On a separate petition, there were 638 signatures regarding the sale of the Delaware Valley School, not enough to trigger a voter referendum. Therefore, developer Ilwon Kang’s bid to buy that facility for $2.3 million remains in place, and that deal will likely move forward.

Kang has said that he would possibly use the Narrowsburg School as some sort of “annex” to a larger hospitality project located elsewhere in Sullivan County.
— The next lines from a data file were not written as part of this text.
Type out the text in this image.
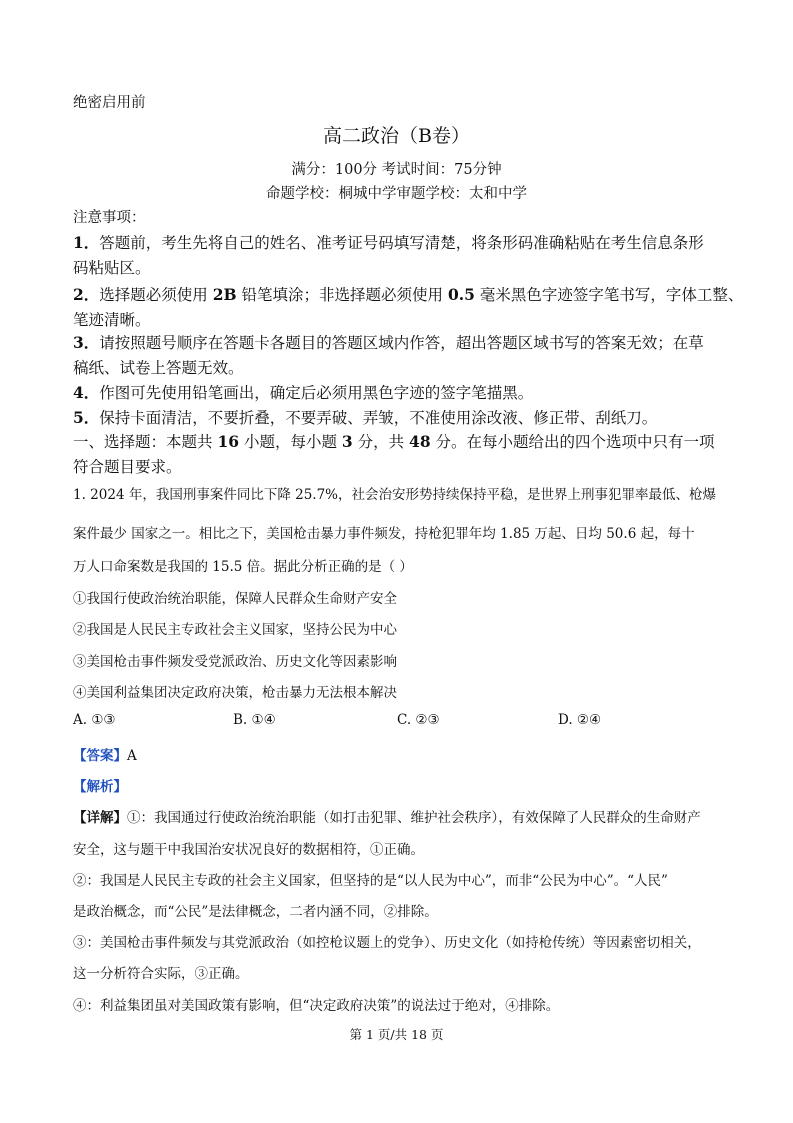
绝密启用前
高二政治（B卷）
满分：100分 考试时间：75分钟
命题学校：桐城中学审题学校：太和中学
注意事项：
1．答题前，考生先将自己的姓名、准考证号码填写清楚，将条形码准确粘贴在考生信息条形
码粘贴区。
2．选择题必须使用 2B 铅笔填涂；非选择题必须使用 0.5 毫米黑色字迹签字笔书写，字体工整、
笔迹清晰。
3．请按照题号顺序在答题卡各题目的答题区域内作答，超出答题区域书写的答案无效；在草
稿纸、试卷上答题无效。
4．作图可先使用铅笔画出，确定后必须用黑色字迹的签字笔描黑。
5．保持卡面清洁，不要折叠，不要弄破、弄皱，不准使用涂改液、修正带、刮纸刀。
一、选择题：本题共 16 小题，每小题 3 分，共 48 分。在每小题给出的四个选项中只有一项
符合题目要求。
1. 2024 年，我国刑事案件同比下降 25.7%，社会治安形势持续保持平稳，是世界上刑事犯罪率最低、枪爆
案件最少 国家之一。相比之下，美国枪击暴力事件频发，持枪犯罪年均 1.85 万起、日均 50.6 起，每十
万人口命案数是我国的 15.5 倍。据此分析正确的是（ ）
①我国行使政治统治职能，保障人民群众生命财产安全
②我国是人民民主专政社会主义国家，坚持公民为中心
③美国枪击事件频发受党派政治、历史文化等因素影响
④美国利益集团决定政府决策，枪击暴力无法根本解决
A. ①③	B. ①④	C. ②③	D. ②④
【答案】A
【解析】
【详解】①：我国通过行使政治统治职能（如打击犯罪、维护社会秩序），有效保障了人民群众的生命财产
安全，这与题干中我国治安状况良好的数据相符，①正确。
②：我国是人民民主专政的社会主义国家，但坚持的是“以人民为中心”，而非“公民为中心”。“人民”
是政治概念，而“公民”是法律概念，二者内涵不同，②排除。
③：美国枪击事件频发与其党派政治（如控枪议题上的党争）、历史文化（如持枪传统）等因素密切相关，
这一分析符合实际，③正确。
④：利益集团虽对美国政策有影响，但“决定政府决策”的说法过于绝对，④排除。
第 1 页/共 18 页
Riseling has said he would use the school as a community center with space sold to local artists or others in the community, and the building could include a creamery and commercial kitchen.

Riseling and his supporters say both bids were flawed, which should have prompted an auction as called for in the bidding procedures, but Kang and Hilton say Kang’s bid was not flawed.

Hilton said there should be a determination regarding the signatures on the Narrowsburg petition in time for the next school board meeting, which is scheduled for January 6 at 7 pm at the high school in Lake Huntington.

Another issue that has arisen is whether the school board members have the right to see financial information that Kang has provided to the school’s attorney regarding his ability to follow through on the purchase of the two schools.

Noel van Swol, a board member who opposed the sale of both schools to Kang, has filed a Freedom of Information Law Request to be able to see that information. Hilton said the lawyer had seen the information and he and most of the board members were convinced that Kang has deep enough pockets to purchase the school, which is all they need to know.

Van Swol wants the information to be made public so the public and the press can verify Kang’s ability to move forward with the deals.